Veggie Pasta with herb butterThe ultimate flavors come from my recipe for herb butter. The herb butter has Italian spices and of course fresh garlic. To begin, I put a sauté pan on medium-low heat and used the herb butter to sweat and steam the veggies. You don’t want the heat too high or else the butter will burn and the veggies won’t get a chance to cook properly. You can also steam the veggies separately before adding them to the pasta.

Once the veggies were done (tender, but still with a little bite), I turned off the stove top and sprinkled some shredded parmesan over the top. I then added the pasta and mixed all the ingredients together in the pan as the parmesan quickly melted. Just transfer to a plate with tongs and you’re done.

I love this recipe because it’s fast and simple. The aroma of garlic from the herb butter along with wonderful, gooey blobs (is that the right word?) of parmesan. The celery seems to be best at soaking up the flavor of the herb butter and the little, salty capers fit right in.

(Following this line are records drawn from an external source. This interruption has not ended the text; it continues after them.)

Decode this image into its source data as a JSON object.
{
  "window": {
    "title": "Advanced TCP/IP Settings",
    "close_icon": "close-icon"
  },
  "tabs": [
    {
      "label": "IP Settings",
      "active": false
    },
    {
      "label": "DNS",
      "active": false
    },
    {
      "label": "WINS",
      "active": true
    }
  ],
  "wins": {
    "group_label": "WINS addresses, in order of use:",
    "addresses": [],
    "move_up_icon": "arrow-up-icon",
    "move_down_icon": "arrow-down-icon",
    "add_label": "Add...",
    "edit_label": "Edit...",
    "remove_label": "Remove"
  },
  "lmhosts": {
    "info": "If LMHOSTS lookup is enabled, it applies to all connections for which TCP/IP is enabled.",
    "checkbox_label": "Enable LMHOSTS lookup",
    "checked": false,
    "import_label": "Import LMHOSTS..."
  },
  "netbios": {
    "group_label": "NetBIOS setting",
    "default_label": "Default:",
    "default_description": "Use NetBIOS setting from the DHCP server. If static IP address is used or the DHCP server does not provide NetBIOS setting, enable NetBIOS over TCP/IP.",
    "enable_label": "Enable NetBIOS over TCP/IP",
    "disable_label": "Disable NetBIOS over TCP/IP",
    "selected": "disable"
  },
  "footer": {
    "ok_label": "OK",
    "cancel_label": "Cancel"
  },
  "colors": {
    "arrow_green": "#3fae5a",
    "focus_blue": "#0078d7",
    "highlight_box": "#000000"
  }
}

Easy Veggie PastaThis is one of those recipes you don’t really need exact measurements. The pictures above could probably feed two, even though I scarfed it down myself. :-)

I used about a one inch circumference of angel hair pasta. In the sauté pan, I just added a nice handful of veggies and used two hefty tablespoons of the herb butter. 1/2 to 3/4 cup of shredded parmesan should also do the job.

Butter, cheese and pasta don’t sound very health conscious, but at least you’re getting your veggies.